Discorso a parte per il cloud; se parte dei miei servizi che gestiscono dati critici gira su servizi di terzi (penso ad Azure, AWS, GoogleAPP, ma potrei citare altri provider di IaaS o SaaS, penso alla media azienda che mi fornisce un servizio).
- Dobbiamo quindi accertarci che il nostro fornitore stia agendo per affrontare il problema. Può essere una questione critica con fornitori minori.
- Se il mio fornitore di CRM in the cloud o di gestione HR in the cloud ignora il problema e rubano i miei dati dalla sua infrastruttura, potrei avere delle responsabilità e di certo subire danni (anche solo di immagine). Allora bisogna sapere cosa prevede il contratto (il fornitore deve risolvere il problema? Il tutto è compreso nel servizio o comporta costi aggiuntivi? Entro quando deve farlo? Quali le sue e le mie responsabilità in caso di incidente?).

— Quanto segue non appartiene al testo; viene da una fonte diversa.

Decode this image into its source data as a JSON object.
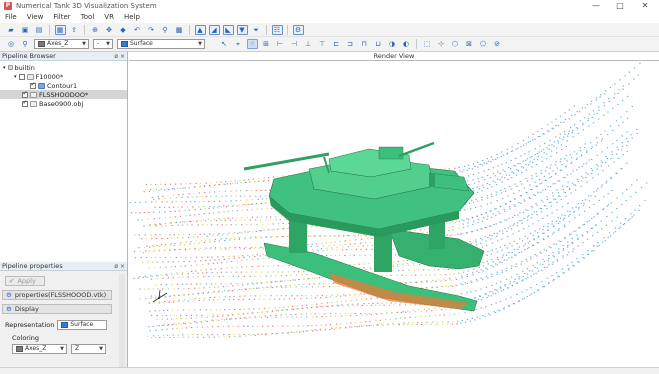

Purtroppo è un tema governato solo se gestito a monte. Cosa che non solo si consiglia di fare come best practice, ma che in ottica GDPR diventa indispensabile per il principio di accountability.
In conclusione
Come sempre, chi si era preoccupato di politiche, procedure, contratti, prima dell’emergenza ora sa cosa fare e riuscirà a limitare i danni facendo scelte ragionate e guidate da criteri oggettivi. Gli altri dovranno prendere decisioni strategiche sull’onda di situazioni stressanti, guidati dall’emotività e cercando di calmierare i danni, sperando di non farne di più gravi per eccesso di zelo, avventatezza.